The most important thing about Johnson & Johnson’s vaccine

Sure, the single dose is great. So it the fact that it doesn’t need a crazy cold freezer for storage. Oh, and the side effects are milder. But what’s seemingly glossed over in the coverage is this: It seems not only to protect the vaccinated, but also reduce their ability to infect others.

According to the FDA, the J&J vaccine results in “a 74% lower likelihood of asymptomatic transmission to others at 71 days compared to placebo.”

Hope for Covid long-haulers

It seems that one in three people who recover from Covid-19 become “long haulers” — experiencing symptoms long after the virus is gone. Brain fog is one of the scariest, but fatigue. muscle weakness, and insomnia are also common.

Good news: Not only have these long haulers gone from “occasional anecdotes” to acceptance as the real deal (the NIH is calling the condition “PASC” for “Post-Acute Sequelae of SARS-CoV-2 infection”), but now NIH is launching a four-year initiative to study it — and maybe find answers.

About that brain fog

Those shifty Danes might have taken the first step to understanding the cause of brain fog: capillary damage. Specifically, damage to capillaries (“widespread cerebral microvascular flow disturbances”) leads to reduced blood flow in the brain, which can lead to inflammation. Then both the reduced oxygen and increased cytokines can hamper the production of serotonin. Presto: mood changes and brain fog.

Clinics are opening

With more than 28 million Americans having been infected, that means millions of people will be dealing with those long-hauler symptoms. Popping up now are clinics to help them.

Patients usually have a one-hour long intake appointment to review their medical history before looking at their current coronavirus-induced symptoms. “From that point, the post COVID office will make appropriate referrals. So that would be, for example, to cardiology, neurology, rehab medicine, or psychiatry.”

No, statins don’t cause muscle pain; age does

Have you heard people who take statins complain that it gives them muscle aches? British researchers decided to test this. What they found: It ain’t the statins. It’s the people taking them.

After the trial ended, there was no difference in the frequency or severity of muscle symptoms scored by participants, even though they had previously said they had severe muscle symptoms when taking statins.

Said the authors: “While in these older age groups, aches and pains are indeed common, we convincingly show they are not made worse by statins and their pain is not caused by statins.”

Saving you a click

If someone has had Covid-19, should they still get vaccinated? Yes.

It’s busy in your guts

Looking for something new to research?

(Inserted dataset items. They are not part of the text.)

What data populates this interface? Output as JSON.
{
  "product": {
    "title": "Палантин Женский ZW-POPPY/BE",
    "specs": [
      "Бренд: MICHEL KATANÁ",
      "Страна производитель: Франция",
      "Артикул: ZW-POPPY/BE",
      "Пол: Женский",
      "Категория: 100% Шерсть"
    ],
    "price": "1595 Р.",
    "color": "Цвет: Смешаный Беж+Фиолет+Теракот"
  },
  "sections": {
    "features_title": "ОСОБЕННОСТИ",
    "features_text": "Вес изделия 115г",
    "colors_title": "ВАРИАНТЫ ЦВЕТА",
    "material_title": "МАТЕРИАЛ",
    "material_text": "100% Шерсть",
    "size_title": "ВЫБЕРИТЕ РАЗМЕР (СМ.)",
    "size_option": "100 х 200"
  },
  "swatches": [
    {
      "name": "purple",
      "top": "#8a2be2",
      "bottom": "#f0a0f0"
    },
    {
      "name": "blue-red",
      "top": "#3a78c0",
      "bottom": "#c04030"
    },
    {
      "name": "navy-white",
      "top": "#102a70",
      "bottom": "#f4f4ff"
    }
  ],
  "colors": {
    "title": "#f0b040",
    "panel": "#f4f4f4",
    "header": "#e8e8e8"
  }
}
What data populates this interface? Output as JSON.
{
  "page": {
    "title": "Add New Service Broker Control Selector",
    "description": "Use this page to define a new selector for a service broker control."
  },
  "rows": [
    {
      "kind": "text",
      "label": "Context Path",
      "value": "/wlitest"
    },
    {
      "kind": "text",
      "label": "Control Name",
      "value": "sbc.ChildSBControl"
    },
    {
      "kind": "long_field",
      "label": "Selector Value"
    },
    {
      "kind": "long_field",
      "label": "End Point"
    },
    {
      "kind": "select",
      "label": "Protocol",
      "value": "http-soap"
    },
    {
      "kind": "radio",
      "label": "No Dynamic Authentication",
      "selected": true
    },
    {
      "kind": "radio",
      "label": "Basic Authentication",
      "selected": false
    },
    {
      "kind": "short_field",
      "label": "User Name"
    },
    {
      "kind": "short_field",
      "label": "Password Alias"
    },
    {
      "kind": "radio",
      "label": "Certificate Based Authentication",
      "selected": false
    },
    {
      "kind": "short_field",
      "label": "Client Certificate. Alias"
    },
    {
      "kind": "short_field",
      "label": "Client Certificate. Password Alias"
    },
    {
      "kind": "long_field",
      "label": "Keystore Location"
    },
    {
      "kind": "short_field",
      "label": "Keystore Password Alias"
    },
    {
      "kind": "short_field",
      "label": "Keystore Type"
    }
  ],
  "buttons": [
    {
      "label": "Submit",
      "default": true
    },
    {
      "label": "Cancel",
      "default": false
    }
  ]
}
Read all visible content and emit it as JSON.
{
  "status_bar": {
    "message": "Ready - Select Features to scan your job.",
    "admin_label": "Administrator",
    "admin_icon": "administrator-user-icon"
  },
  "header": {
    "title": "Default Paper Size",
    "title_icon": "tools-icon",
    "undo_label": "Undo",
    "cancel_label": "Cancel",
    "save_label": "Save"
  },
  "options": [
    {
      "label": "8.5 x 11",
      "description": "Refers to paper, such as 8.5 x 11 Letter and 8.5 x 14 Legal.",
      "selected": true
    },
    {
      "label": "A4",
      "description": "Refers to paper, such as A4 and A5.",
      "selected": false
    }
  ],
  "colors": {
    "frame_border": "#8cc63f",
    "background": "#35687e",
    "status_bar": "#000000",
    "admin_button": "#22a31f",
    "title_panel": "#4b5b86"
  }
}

Biologists at the UK’s Wellcome Sanger Institute opened a whole new doorway. They discovered more than 70,000 never-before-seen gut viruses. (These bacteriophages come from 28,000 people, so it’s not like we all have the same 70,000.)

Gut bacteria are clearly important, but now there’s a whole new virus ecosystem to explore. Wheeee!

“As bacterial communities are a critical component of our gut, it’s not difficult to imagine that phages could be paying a key role in maintaining a healthy equilibrium in our intestine.”

In case you were wondering

The latest CDC data say that 57.6 percent of Americans 20 years and older used a dietary supplement in the previous 30 days. Of note, use was higher among women than men (63.8 versus 50.8 percent).

Then again, this was based on information from the Before Times — 2017 and 2018 — so it may be different today.

Sick kittens can help sick children

Diarrhea kills 120,000 kids a year worldwide, caused by a particular type of E.coli bacteria. In fact, there’s a specific variant of this bacteria emerging — called atypical enteropathic Escherichia coli (aEPEC) — that is “increasingly associated with diarrheal disease in humans and in kittens.”

Yep, this same bacteria kills human children and kittens. And when we say “the same bacteria,” we mean it has identical genetics. That’s unusual, but lucky, because, researchers at North Carolina State say…

The findings point to kittens as a potentially invaluable model for further exploration of aEPEC on the molecular level to inform treatment approaches for both humans and felines.